The DKK 37m Green Lighthouse has opened, and will house service functions for the Copenhagen University's Faculty of Science
Green Lighthouse, Denmark's first CO2-neutral public building, has officially opened reports the Danish Energy Association. The new building is located on the Copenhagen University campus and has been built by a consortium including consulting engineers COWI, which has developed the architecture and energy concept for this new climate landmark which was inaugurated on 20 October – in good time for the UN Climate Change Conference COP15 taking place in Copenhagen next month.
Part of Copenhagen University's Faculty of Science, Green Lighthouse will contain service functions for students, meeting facilities and a faculty club for researchers.
Copenhagen University Prorector Lykke Friis, who also chaired the steering committee for Green Lighthouse, commented to the Danish Energy Association: "With Green Lighthouse, we have demonstrated that building CO2-neutral isn't rocket science, but plain common sense. The building's design features account for three-quarters of the energy savings. The unique design features include the optimal use of sunlight, an automatic ventilation system, and an automatic heating and cooling system."

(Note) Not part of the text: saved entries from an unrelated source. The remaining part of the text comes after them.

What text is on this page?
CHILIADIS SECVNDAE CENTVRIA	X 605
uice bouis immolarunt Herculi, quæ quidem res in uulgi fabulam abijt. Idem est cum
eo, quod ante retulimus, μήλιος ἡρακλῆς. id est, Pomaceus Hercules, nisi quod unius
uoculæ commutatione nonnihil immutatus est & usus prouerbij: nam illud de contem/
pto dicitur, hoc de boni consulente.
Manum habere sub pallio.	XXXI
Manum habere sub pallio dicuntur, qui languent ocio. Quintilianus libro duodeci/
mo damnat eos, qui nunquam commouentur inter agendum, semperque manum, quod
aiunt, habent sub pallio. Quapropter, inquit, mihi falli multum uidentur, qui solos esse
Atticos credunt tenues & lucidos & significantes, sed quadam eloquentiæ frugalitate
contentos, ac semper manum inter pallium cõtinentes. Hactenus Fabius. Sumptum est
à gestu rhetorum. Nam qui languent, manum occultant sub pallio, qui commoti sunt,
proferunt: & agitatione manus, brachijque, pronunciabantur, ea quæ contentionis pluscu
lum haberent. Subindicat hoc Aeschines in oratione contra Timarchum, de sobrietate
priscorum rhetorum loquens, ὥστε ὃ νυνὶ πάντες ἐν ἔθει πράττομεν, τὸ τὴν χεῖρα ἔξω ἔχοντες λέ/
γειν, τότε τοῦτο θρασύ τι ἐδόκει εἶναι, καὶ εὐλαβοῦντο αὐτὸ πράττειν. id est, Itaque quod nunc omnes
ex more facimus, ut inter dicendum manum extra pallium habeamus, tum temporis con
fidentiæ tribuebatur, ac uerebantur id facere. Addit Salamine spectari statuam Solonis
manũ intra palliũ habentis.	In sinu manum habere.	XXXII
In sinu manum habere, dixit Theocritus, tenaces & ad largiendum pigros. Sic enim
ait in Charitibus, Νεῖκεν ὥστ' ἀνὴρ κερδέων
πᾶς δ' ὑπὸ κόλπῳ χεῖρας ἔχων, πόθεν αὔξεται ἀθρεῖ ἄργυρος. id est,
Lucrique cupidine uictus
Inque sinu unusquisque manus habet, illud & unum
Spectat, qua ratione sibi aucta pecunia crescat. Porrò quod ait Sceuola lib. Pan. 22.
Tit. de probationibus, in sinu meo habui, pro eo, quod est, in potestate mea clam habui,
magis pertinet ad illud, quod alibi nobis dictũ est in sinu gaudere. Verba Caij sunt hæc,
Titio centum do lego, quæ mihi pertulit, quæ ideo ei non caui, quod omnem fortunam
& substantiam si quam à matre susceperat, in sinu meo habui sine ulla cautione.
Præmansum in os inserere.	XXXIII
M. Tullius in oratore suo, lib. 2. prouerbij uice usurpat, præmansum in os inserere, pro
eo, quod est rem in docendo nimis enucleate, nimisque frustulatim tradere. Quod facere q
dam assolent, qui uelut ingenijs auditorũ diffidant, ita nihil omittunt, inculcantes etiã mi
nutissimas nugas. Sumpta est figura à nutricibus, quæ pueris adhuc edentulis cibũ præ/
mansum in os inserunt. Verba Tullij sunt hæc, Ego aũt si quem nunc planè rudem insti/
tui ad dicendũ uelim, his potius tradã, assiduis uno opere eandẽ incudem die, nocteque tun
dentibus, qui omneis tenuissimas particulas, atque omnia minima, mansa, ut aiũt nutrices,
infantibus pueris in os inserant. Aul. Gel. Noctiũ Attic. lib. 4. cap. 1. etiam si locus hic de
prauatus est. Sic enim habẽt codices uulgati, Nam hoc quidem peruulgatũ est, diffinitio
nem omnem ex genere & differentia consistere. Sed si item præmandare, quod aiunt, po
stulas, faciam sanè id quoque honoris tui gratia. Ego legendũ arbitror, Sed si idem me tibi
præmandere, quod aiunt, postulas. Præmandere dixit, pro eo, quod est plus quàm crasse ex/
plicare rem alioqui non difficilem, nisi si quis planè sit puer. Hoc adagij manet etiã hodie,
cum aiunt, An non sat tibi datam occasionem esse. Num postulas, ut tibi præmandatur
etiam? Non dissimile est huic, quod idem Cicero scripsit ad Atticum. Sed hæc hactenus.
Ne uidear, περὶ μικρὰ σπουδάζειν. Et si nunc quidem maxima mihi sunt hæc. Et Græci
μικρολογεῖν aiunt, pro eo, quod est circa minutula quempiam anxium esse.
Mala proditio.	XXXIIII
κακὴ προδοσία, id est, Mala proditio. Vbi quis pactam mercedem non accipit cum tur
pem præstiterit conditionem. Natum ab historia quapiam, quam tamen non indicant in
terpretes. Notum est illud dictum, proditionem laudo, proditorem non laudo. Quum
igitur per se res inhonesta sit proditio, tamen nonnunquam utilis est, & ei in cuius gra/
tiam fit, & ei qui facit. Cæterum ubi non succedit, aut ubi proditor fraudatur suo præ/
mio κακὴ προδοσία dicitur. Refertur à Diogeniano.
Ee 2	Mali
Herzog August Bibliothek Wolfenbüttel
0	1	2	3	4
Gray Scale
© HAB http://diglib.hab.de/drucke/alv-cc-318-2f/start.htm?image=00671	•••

Green Lighthouse is deliberately cylindrical in shape, since this geometry has a lower surface area in relation to its volume, which helps maintain thermal equilibrium on account of lower heat flows between system and surroundings. Solar panels produce all the necessary electricity for the building (which is optimally sited in relation to the sun), while solar thermal panels produce the hot water and heating for the building. A heat reservoir has been built beneath the building to store surplus heat in summer for reuse in colder periods, and all the essential lighting for the building is of the LED type which has a long lifetime and a low energy demand.
Green Lighthouse cost DKK 37m (USD 7.4m) to build, of which the Ministry of Science, Technology and Innovation provided DKK 33m (USD 6.6m).